As we shared in a recent communication to the Hill, AACC is eager to promote transparency in student access, affordability, and success. We look forward to working with policymakers in the House and Senate to ensure that proposals accomplish these goals.
In addition to these two transparency bills, the Committee considered the Home School Graduation Recognition Act, which would clarify that home school graduates are considered to have graduated high school under the Higher Education Act, and a bill to require public institutions to offer in-state tuition rates for residents of Guam, the Commonwealth of the Northern Mariana Islands, American Samoa, and the United States Virgin Islands.
At the time of this writing, the markup is ongoing. Several amendments have been offered, and roll-call votes have been postponed to the end of the day. AACC will keep members updated on these and other issues considered by the Committee.
Legal settlement will end the SAVE Plan
On Tuesday, the Trump Administration announced that it had reached a settlement with the state of Missouri to end litigation surrounding the Biden-era Saving on a Valuable Education (SAVE) Plan.

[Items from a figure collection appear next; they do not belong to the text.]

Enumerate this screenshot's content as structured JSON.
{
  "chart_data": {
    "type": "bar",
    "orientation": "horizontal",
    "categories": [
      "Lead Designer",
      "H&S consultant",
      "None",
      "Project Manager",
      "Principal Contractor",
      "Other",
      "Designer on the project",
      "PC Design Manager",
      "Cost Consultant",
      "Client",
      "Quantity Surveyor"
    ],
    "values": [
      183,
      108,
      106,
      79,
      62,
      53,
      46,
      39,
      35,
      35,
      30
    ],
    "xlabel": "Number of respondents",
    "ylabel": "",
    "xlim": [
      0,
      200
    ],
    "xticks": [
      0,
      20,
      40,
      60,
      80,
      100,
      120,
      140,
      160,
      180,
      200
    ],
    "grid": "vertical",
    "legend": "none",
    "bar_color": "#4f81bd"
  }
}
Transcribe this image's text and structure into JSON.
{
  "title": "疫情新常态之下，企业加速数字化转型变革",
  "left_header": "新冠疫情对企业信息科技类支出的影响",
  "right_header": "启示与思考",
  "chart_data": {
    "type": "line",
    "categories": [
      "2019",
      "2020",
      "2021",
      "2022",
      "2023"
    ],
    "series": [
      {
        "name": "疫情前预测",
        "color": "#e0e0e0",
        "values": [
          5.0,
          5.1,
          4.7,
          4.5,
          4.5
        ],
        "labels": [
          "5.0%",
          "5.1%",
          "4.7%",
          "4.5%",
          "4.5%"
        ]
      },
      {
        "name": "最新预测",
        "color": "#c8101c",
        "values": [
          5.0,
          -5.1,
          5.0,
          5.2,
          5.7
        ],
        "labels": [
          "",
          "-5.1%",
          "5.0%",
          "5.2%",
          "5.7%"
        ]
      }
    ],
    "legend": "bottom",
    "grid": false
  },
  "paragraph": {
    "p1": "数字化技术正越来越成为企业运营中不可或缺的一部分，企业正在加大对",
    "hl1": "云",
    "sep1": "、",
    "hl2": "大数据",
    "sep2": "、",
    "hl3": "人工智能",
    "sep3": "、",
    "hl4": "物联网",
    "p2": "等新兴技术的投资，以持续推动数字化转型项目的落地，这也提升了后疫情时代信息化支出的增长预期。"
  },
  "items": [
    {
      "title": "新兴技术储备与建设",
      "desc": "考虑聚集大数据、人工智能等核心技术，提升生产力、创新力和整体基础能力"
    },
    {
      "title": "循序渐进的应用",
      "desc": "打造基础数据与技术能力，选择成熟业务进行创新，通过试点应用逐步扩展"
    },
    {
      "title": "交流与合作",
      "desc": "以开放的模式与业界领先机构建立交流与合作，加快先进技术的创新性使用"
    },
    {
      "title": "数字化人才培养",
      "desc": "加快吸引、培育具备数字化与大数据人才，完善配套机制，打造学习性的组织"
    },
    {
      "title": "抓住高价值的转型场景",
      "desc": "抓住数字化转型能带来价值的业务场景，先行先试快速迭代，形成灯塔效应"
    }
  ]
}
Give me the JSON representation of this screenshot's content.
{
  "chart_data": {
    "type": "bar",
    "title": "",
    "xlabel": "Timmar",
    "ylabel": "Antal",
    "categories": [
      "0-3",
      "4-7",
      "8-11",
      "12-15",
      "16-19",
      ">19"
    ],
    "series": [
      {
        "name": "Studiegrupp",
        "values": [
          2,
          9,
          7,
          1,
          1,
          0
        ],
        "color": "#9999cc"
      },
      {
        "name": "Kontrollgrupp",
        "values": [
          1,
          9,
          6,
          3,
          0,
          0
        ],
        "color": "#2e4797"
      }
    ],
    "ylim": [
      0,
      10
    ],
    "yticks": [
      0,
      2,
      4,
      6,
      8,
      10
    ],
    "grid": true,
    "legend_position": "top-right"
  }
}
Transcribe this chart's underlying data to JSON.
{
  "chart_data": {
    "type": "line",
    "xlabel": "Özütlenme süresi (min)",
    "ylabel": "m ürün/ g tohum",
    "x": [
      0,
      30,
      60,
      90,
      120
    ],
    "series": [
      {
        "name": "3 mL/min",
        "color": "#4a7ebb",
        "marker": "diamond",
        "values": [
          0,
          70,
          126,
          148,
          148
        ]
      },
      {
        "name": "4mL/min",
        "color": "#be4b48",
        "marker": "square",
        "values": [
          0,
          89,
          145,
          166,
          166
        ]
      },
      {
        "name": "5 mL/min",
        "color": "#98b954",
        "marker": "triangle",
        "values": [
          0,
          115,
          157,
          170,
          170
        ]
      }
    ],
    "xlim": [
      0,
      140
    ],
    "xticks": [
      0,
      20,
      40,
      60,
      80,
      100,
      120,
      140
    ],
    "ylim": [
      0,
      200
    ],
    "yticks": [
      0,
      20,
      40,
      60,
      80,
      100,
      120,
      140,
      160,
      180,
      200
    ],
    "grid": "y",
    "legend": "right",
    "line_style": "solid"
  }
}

First announced in July 2023, the SAVE Plan was the most borrower-friendly income-driven repayment (IDR) plan ever created and would have effectively halved the total amount of loans due for most enrolled borrowers. The Biden Administration was aggressive in encouraging enrollment in SAVE, launching widespread communications efforts and automatically enrolling millions of borrowers who were in other IDR plans.
Almost immediately, the SAVE plan was challenged in court, including by the state of Missouri. In March 2024, SAVE was blocked by court action during litigation, and millions of SAVE-enrolled borrowers were placed in administrative forbearance. These borrowers have been unable to switch out of SAVE to another repayment plan, even when interest began accruing on their loans in August 2025. As part of the litigation, the larger swath of borrowers has faced uncertainty and conflicting messages around if and how to enroll in other IDR programs. At several points throughout the past two years, the Department of Education (ED) has taken down the IDR application altogether as it weighed the implications of court actions on the REPAYE, PAYE, and ICR plans.
The settlement reached this week will end the SAVE plan for good. Per the terms, ED will not enroll any new borrowers in SAVE and will transition the 7.6 million borrowers currently in SAVE to another repayment plan. ED will be required to hold a negotiated rulemaking to officially remove SAVE as an active repayment option.